Popular Nigerian human rights lawyer, Chief Malcolm Emokiniovo Omirhobo has faulted President Donald Trump United States to control Venezuela’s oil resources, describing it as ‘economic banditry’ dressed up as diplomacy.
This comes after US forces conducted a military operation that resulted in the capture of Venezuelan President Nicolás Maduro and his wife, Cilia Flores on Saturday, reports say.

In an opinion article titled, “Oil, Power and Plunder: Venezuela Is Not a Spoil of War”, Omirhobo said the move is a “pattern the world has seen before, and it has always ended in devastation for the targeted nation”.
Omirhobo said, “The attempt by the United States of America to corner, control, or hand over Venezuela’s oil resources to U.S. oil companies is not foreign policy . it is economic banditry dressed up as diplomacy. It is a pattern the world has seen before, and it has always ended in devastation for the targeted nation.
“Iraq was invaded on false pretences. Libya was destroyed under the banner of “humanitarian intervention.” In both cases, once the smoke cleared, oil contracts quietly changed hands, national institutions collapsed, and the people were left poorer, weaker, and fragmented. Today, those countries are shadows of what they once were rich in resources, poor in stability.
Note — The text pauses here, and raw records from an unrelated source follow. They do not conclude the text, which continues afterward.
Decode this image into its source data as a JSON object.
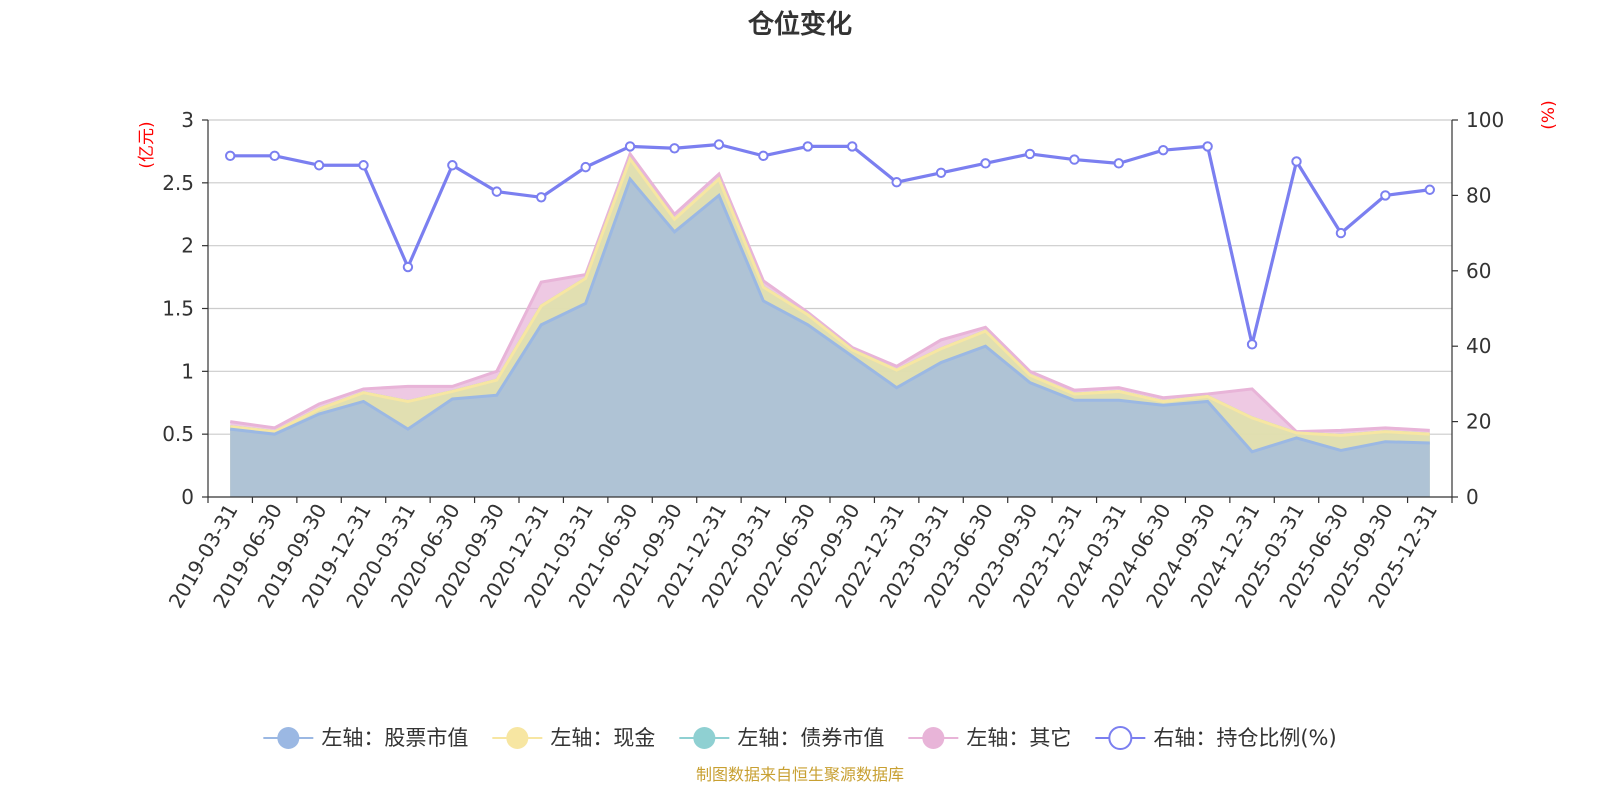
{
  "chart_data": {
    "type": "area",
    "title": "仓位变化",
    "left_axis": {
      "unit": "(亿元)",
      "ylim": [
        0,
        3
      ],
      "ticks": [
        "0",
        "0.5",
        "1",
        "1.5",
        "2",
        "2.5",
        "3"
      ]
    },
    "right_axis": {
      "unit": "(%)",
      "ylim": [
        0,
        100
      ],
      "ticks": [
        "0",
        "20",
        "40",
        "60",
        "80",
        "100"
      ]
    },
    "categories": [
      "2019-03-31",
      "2019-06-30",
      "2019-09-30",
      "2019-12-31",
      "2020-03-31",
      "2020-06-30",
      "2020-09-30",
      "2020-12-31",
      "2021-03-31",
      "2021-06-30",
      "2021-09-30",
      "2021-12-31",
      "2022-03-31",
      "2022-06-30",
      "2022-09-30",
      "2022-12-31",
      "2023-03-31",
      "2023-06-30",
      "2023-09-30",
      "2023-12-31",
      "2024-03-31",
      "2024-06-30",
      "2024-09-30",
      "2024-12-31",
      "2025-03-31",
      "2025-06-30",
      "2025-09-30",
      "2025-12-31"
    ],
    "series": [
      {
        "name": "左轴：股票市值",
        "axis": "left",
        "kind": "area",
        "color": "#9bb8e3",
        "values": [
          0.54,
          0.5,
          0.66,
          0.76,
          0.54,
          0.78,
          0.81,
          1.37,
          1.54,
          2.53,
          2.11,
          2.4,
          1.56,
          1.37,
          1.12,
          0.87,
          1.07,
          1.2,
          0.91,
          0.77,
          0.77,
          0.73,
          0.76,
          0.36,
          0.47,
          0.37,
          0.44,
          0.43
        ]
      },
      {
        "name": "左轴：现金",
        "axis": "left",
        "kind": "area",
        "color": "#f7e6a2",
        "values": [
          0.02,
          0.02,
          0.04,
          0.07,
          0.22,
          0.06,
          0.12,
          0.15,
          0.2,
          0.16,
          0.1,
          0.13,
          0.11,
          0.08,
          0.05,
          0.14,
          0.11,
          0.12,
          0.06,
          0.05,
          0.07,
          0.03,
          0.04,
          0.27,
          0.04,
          0.12,
          0.08,
          0.07
        ]
      },
      {
        "name": "左轴：债券市值",
        "axis": "left",
        "kind": "area",
        "color": "#8fd0d2",
        "values": [
          0,
          0,
          0,
          0,
          0,
          0,
          0,
          0,
          0,
          0,
          0,
          0,
          0,
          0,
          0,
          0,
          0,
          0,
          0,
          0,
          0,
          0,
          0,
          0,
          0,
          0,
          0,
          0
        ]
      },
      {
        "name": "左轴：其它",
        "axis": "left",
        "kind": "area",
        "color": "#e8b4d8",
        "values": [
          0.04,
          0.03,
          0.04,
          0.03,
          0.12,
          0.04,
          0.07,
          0.19,
          0.03,
          0.04,
          0.04,
          0.04,
          0.05,
          0.02,
          0.02,
          0.03,
          0.07,
          0.03,
          0.03,
          0.03,
          0.03,
          0.03,
          0.02,
          0.23,
          0.01,
          0.04,
          0.03,
          0.03
        ]
      },
      {
        "name": "右轴：持仓比例(%)",
        "axis": "right",
        "kind": "line",
        "color": "#7b7ff0",
        "values": [
          90.5,
          90.5,
          88,
          88,
          61,
          88,
          81,
          79.5,
          87.5,
          93,
          92.5,
          93.5,
          90.5,
          93,
          93,
          83.5,
          86,
          88.5,
          91,
          89.5,
          88.5,
          92,
          93,
          40.5,
          89,
          70,
          80,
          81.5
        ]
      }
    ],
    "grid": true,
    "legend_position": "bottom-center",
    "source_note": "制图数据来自恒生聚源数据库"
  }
}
“Venezuela now stands in the same firing line”, according to him, noting that “what is happening has nothing to do with democracy, human rights, or the well-being of Venezuelans”.
“It is about oil who controls it, who sells it, and who profits from it. When sanctions fail, regime change is attempted.
“When regime change fails, economic strangulation continues until the oil flows in the desired direction.
“Let us be clear: Venezuela’s oil belongs to Venezuelans, not to Washington, not to Wall Street, and not to any multinational oil corporation.
“The doctrine that powerful nations can invade, destabilise, or economically suffocate weaker states to seize their natural resources is a gross violation of international law, the UN Charter, and the very idea of global order. It is modern piracy executed not with cutlasses and ships, but with sanctions, drones, and contracts.
“Under Donald Trump, this approach was not even hidden. It was openly celebrated. Oil was spoken of as “taken,” nations were treated as commodities, and sovereignty was reduced to a bargaining chip. That kind of rhetoric belongs to the age of empire, not the 21st century.
“Africa, Latin America, Asia, and the Global South must pay attention. Today it is Venezuela. Yesterday it was Iraq and Libya. Tomorrow, it could be any resource-rich nation that refuses to bow.
“The world must reject this lawless model of global governance. No Country no matter how powerful has the right to exhaust its own resources and then roam the globe looting the wealth of others.
“This is not leadership.
This is not democracy.
This is piracy with a flag”, Omirhobo alleged.